There are now four shrubs in the new back-garden bed. In the far corner is a big panicle hydrangea, the kind with loose, flattish flowers, whose color shifts from white to wine-red. To create a small hedge in the middle, I planted a pair of summer sweets--oval, upright bushes covered with sweet-scented white flower spikes. And closest to the house I dug in a Winterthur viburnum, a spring bloomer, with white flowers followed by clusters of berries ripening from pink to deep purple.
So far, so good: they look delighted to be out of their pots and into their new rich-soil home. At some point this week, I'll pick up two more summer sweets to fill in the hedge, and I'll also go perennial shopping: I need to get a bunch of plants into the ground so that their roots can keep the loose soil heap from eroding. But this is a good start, and it looks beautiful from the kitchen window. Every change in the backyard feels so momentous: it was such an ugly desert when we moved in, and I am taking great pleasure in the improvements. I never think of myself as a visual artist: I'm terrible with a camera, and I don't have a deep comprehension of painting. But I am so affected by landscape.

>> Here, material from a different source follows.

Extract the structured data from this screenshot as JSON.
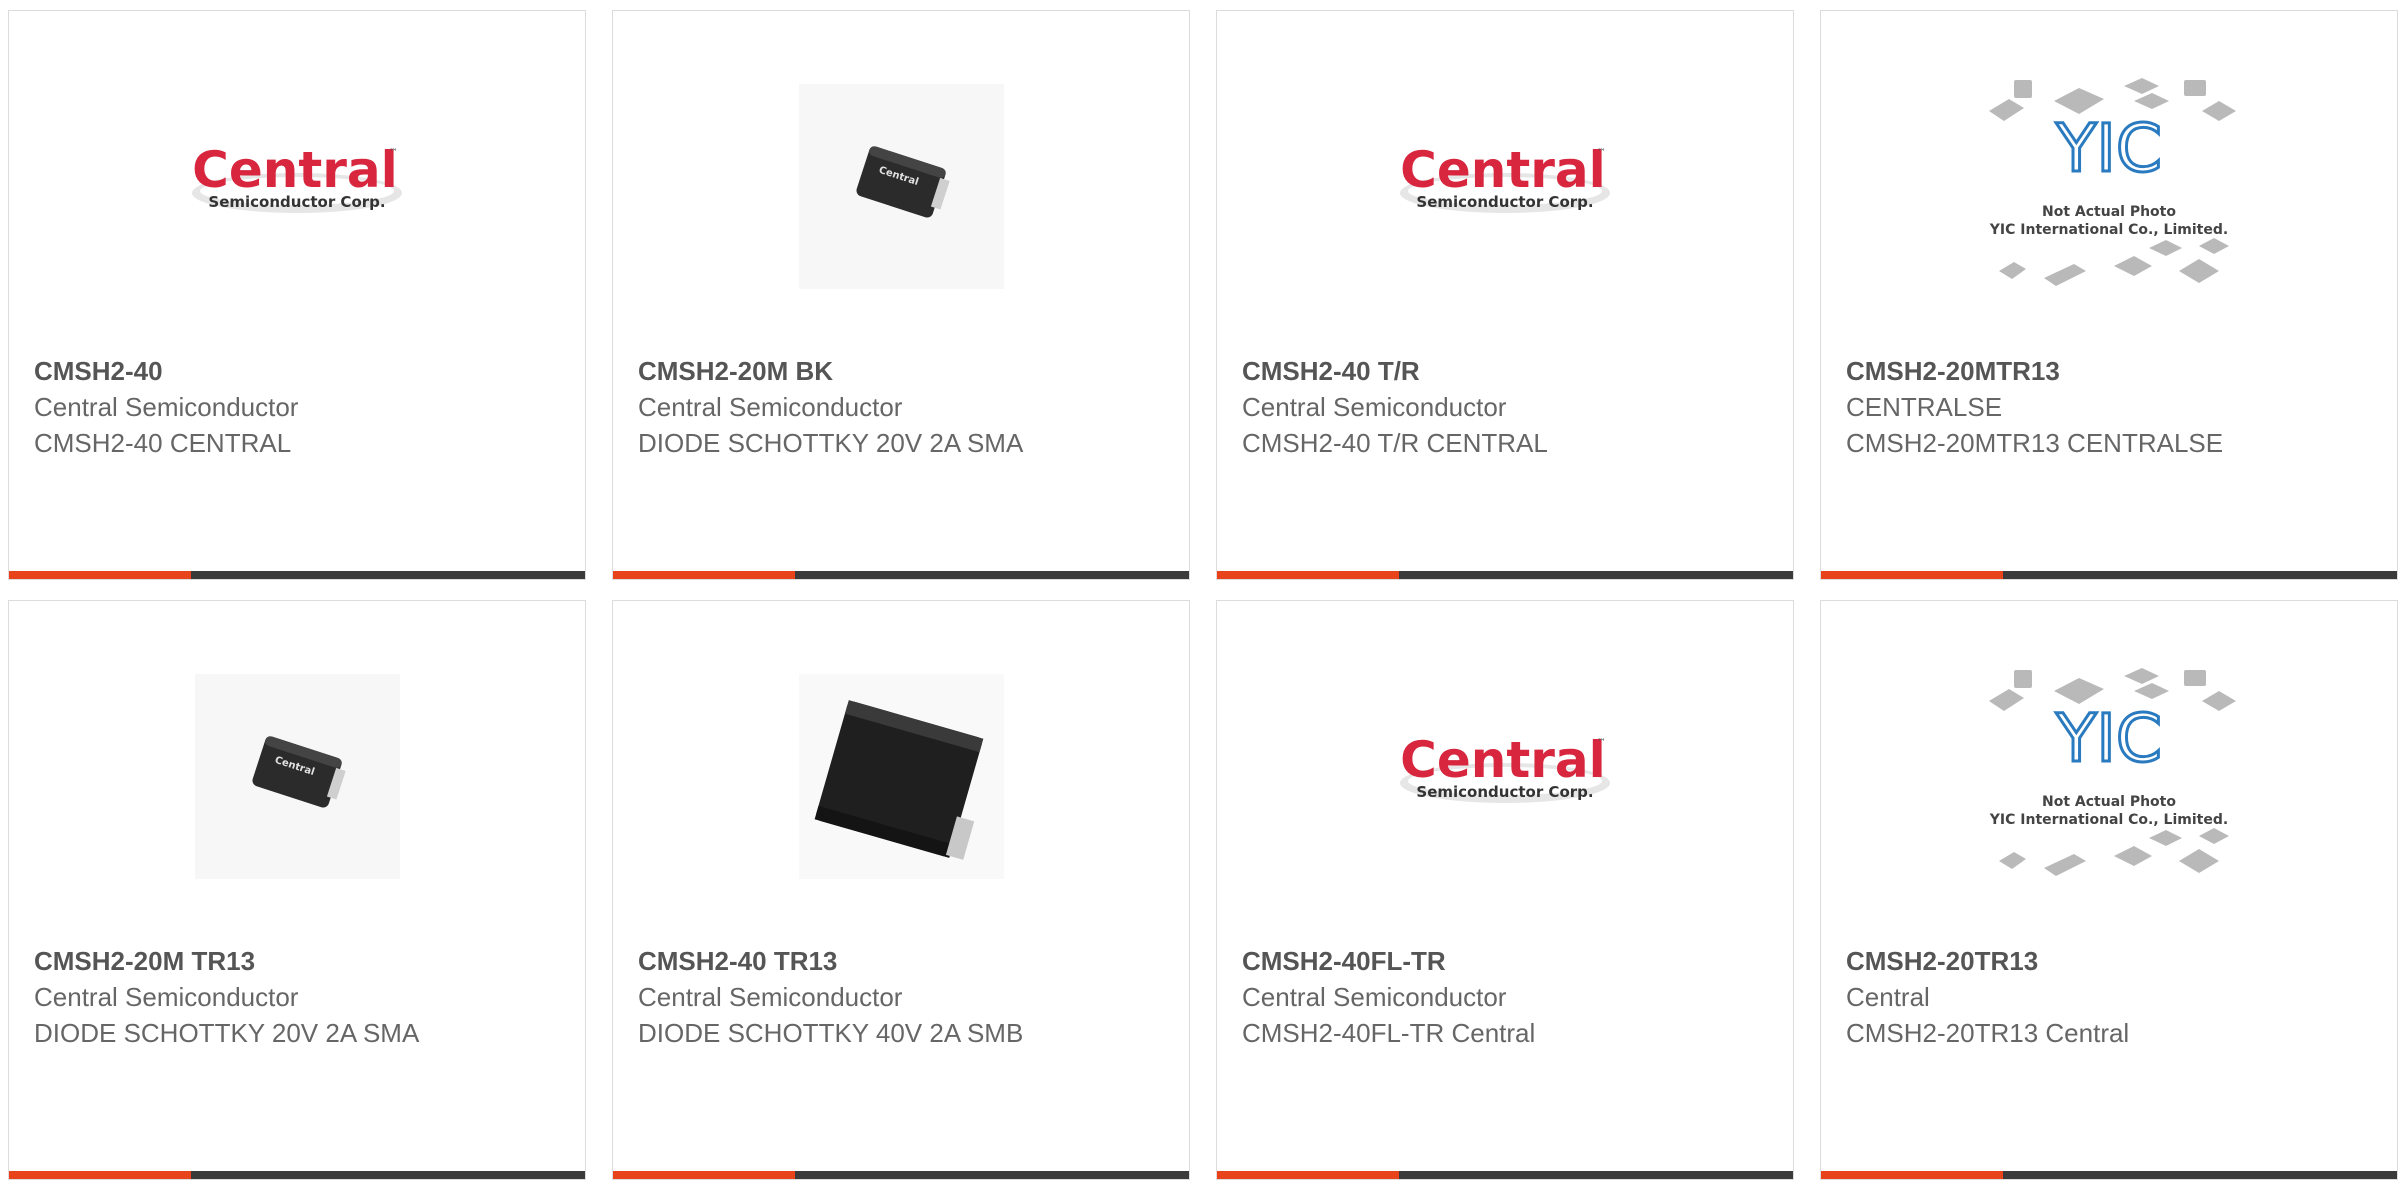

Which reminds me: between garden chores, I spent the day reading Tessa Hadley's novel The Past, which I am loving. How have I never heard of her before? She's magnificent. This book, set in rural England, reminds me in a way of John Fowles's evocations of landscape: the way a place can become mythic, even as one exists inside it. So I've been thinking about that: of the task of creating the mythic. A daunting notion.
Today I have a bit of editing to finish, and then I'll probably turn my thoughts to housework and weeding and perhaps another nursery visit. The boys both texted yesterday, both sounding cheerful and busy. Turns out Paul really likes his new roommates, so that is a huge bonus for him. And he got called back for a second interview today, so that's great too. James is working long, long days, and being driven crazy by numerous ridiculous over-the-top TV-show issues, but he is lively and social and very hardworking, and in a way he seems to thrive on this kind of energy and the camaraderie of the crew. Two young men in their twenties: jumping headfirst into the waves.
But I'm happy enough, paddling around in my shallows. I've always liked tide pools--the gleaming shells of snails, the cracked urchin; the seawater straining and eddying.